Everything not included under the class tapu was called noa, meaning free or common. Things and persons tapu could, however, be made noa by means of certain ceremonies, the object of which was to extract the tapu essence, and restore it to the source whence it originally came. It has been already stated that every tribe and every family has its own especial Atua. The Ariki, or head of a family, in both male and female lines, are regarded by their own family with a veneration almost equal to that of their Atua.[1] They form, as

  1. It is observable that Homer attributes special honor to a few of his heroes, who appear to have been the male representatives of their race,—as to Agamemnon of the race of Pelops, and to Aeneas of the race of Assaracus. With respect to each of them, it is mentioned that he was honored as a God by his people. "Θεὸς δ' ὥς τίετο δήμῳ." Among the Maori these chiefs would have been distinguished by the title of Ariki.
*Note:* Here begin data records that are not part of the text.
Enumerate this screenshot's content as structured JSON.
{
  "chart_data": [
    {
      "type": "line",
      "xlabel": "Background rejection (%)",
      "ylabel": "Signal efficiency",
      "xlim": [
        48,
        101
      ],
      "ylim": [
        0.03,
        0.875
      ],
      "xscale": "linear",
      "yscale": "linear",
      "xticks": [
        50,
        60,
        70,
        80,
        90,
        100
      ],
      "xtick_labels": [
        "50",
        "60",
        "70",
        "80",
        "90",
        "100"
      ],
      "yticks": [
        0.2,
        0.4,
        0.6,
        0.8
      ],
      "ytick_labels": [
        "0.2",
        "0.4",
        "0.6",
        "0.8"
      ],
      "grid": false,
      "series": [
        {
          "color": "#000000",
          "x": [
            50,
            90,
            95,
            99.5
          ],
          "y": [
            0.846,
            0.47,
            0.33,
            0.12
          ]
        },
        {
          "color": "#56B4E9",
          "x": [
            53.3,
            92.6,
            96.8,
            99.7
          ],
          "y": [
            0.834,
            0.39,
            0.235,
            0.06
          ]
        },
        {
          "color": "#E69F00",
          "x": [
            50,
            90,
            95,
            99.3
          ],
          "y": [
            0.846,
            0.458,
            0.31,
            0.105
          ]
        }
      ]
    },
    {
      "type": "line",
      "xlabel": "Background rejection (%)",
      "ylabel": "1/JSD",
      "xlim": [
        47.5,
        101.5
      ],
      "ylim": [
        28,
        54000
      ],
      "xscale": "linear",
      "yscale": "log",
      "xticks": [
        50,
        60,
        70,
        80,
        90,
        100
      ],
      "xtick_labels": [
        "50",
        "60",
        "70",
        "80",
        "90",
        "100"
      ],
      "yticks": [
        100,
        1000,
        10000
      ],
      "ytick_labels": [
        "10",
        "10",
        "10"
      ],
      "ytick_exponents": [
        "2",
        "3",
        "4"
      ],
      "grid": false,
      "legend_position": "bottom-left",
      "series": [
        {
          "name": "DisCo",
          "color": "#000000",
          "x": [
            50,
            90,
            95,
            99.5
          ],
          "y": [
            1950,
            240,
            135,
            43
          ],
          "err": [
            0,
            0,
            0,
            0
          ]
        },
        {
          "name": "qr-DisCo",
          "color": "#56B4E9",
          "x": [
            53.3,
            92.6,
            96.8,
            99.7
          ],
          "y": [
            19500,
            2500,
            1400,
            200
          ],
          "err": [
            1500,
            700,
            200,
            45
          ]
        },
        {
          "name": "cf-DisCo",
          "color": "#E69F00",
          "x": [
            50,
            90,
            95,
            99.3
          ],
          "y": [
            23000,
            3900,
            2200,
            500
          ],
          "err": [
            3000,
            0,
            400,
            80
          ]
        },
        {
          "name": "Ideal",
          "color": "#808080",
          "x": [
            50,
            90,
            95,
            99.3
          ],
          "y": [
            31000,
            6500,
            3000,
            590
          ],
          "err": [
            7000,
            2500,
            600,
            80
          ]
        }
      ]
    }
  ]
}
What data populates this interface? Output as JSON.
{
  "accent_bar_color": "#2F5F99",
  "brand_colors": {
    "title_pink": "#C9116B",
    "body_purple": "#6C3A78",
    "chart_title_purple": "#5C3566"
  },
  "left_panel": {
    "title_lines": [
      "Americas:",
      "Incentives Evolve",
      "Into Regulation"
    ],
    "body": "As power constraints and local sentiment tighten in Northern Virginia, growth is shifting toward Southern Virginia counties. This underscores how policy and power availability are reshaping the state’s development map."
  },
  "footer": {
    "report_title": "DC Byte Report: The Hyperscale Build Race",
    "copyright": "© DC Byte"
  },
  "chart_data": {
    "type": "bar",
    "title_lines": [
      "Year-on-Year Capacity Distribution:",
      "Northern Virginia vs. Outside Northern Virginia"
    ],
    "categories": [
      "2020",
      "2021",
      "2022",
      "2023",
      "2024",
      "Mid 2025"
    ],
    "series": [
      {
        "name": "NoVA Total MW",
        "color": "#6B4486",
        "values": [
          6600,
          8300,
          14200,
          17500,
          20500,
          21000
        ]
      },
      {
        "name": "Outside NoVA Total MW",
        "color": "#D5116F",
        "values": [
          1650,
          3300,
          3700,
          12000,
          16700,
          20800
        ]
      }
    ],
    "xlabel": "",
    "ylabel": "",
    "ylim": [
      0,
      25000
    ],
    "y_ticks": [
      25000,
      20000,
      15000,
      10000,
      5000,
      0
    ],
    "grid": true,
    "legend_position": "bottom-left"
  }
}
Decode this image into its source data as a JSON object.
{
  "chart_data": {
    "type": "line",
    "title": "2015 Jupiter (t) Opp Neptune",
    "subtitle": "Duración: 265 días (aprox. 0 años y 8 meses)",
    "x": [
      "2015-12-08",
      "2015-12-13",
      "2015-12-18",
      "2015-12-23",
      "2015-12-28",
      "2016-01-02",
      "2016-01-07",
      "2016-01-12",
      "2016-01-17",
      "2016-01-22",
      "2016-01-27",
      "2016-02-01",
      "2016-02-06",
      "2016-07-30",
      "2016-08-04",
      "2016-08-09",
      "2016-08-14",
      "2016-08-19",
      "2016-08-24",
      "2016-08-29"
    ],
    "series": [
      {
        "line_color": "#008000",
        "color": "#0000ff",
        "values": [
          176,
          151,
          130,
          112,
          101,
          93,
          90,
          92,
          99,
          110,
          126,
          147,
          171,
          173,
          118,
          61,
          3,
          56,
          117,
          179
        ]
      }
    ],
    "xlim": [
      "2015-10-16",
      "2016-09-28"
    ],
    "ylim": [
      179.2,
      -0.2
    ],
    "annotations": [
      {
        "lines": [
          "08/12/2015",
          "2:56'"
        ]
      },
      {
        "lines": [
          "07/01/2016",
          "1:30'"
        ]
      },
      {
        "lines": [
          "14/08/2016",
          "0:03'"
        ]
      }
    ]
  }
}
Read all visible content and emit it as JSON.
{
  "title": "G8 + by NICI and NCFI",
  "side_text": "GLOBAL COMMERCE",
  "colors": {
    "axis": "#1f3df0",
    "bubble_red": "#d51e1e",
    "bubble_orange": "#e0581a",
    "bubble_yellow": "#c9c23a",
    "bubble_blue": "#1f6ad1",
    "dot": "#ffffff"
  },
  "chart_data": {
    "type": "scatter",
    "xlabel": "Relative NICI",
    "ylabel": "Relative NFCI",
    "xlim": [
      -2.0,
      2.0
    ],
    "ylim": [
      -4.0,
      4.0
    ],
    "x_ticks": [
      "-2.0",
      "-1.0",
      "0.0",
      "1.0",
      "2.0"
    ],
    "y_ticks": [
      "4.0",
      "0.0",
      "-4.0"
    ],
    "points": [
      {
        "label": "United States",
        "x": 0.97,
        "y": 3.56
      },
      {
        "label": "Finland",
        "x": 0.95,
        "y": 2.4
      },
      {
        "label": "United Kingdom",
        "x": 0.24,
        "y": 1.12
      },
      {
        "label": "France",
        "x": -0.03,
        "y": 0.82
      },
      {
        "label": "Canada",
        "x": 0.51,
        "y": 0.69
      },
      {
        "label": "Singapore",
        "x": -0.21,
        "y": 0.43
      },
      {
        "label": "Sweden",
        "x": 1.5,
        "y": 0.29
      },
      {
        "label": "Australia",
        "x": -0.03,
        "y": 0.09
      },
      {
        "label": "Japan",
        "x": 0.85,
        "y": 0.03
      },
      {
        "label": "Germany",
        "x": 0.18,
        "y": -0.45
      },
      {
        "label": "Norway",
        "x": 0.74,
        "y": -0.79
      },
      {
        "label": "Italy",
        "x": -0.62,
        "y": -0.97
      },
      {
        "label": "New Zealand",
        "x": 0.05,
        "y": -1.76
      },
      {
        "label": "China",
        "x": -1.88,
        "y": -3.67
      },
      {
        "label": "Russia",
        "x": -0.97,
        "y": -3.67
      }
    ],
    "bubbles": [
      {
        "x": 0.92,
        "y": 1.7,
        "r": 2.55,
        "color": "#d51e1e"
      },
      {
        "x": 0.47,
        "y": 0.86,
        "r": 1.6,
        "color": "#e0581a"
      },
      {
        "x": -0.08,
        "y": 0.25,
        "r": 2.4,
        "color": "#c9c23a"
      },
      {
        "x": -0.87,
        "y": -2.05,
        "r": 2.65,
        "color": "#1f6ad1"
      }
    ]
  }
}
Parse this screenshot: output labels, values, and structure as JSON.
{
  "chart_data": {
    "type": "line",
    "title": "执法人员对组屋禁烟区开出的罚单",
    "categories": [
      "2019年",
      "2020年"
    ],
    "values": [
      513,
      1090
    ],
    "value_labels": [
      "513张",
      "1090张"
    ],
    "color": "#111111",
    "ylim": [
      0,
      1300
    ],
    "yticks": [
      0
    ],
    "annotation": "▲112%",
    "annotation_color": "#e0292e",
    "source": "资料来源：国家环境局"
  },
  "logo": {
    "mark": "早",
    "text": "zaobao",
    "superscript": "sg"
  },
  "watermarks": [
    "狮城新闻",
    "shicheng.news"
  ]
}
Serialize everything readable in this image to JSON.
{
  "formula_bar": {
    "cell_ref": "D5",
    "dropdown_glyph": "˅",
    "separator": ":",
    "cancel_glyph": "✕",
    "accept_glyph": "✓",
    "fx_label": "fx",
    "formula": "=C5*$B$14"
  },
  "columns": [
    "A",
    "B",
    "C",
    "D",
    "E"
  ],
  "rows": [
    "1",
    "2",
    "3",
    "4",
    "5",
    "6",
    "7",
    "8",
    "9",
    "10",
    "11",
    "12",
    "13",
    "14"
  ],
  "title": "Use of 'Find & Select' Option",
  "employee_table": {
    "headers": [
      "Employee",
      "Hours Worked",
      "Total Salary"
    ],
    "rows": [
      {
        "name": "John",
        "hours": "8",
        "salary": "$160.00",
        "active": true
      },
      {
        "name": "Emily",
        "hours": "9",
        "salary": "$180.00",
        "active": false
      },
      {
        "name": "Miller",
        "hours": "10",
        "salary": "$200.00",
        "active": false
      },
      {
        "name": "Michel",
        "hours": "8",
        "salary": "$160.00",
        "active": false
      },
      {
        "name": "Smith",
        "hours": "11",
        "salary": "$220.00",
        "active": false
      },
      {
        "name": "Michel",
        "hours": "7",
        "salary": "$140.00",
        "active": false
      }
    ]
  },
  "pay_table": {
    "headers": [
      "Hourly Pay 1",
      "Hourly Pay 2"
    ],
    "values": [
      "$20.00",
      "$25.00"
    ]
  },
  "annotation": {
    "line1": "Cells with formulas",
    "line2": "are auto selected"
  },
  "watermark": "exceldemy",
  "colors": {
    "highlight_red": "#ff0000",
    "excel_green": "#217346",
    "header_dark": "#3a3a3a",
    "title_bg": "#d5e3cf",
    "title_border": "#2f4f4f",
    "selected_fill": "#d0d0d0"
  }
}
Homer gives them the title "ἅναξ ἀνδρῶν," the old meaning of which words has been a matter of much inquiry. Mr Gladstone (Homer and Homeric Age, vol. i. p. 456) says, "It seems to me that this restraint in the use of the name 'ἅναξ ἀνδρῶν was not unconnected with a sense of reverence towards it;" and he suggests the word chieftain as its fit representative. Might not its original meaning have been similar to that of Ariki?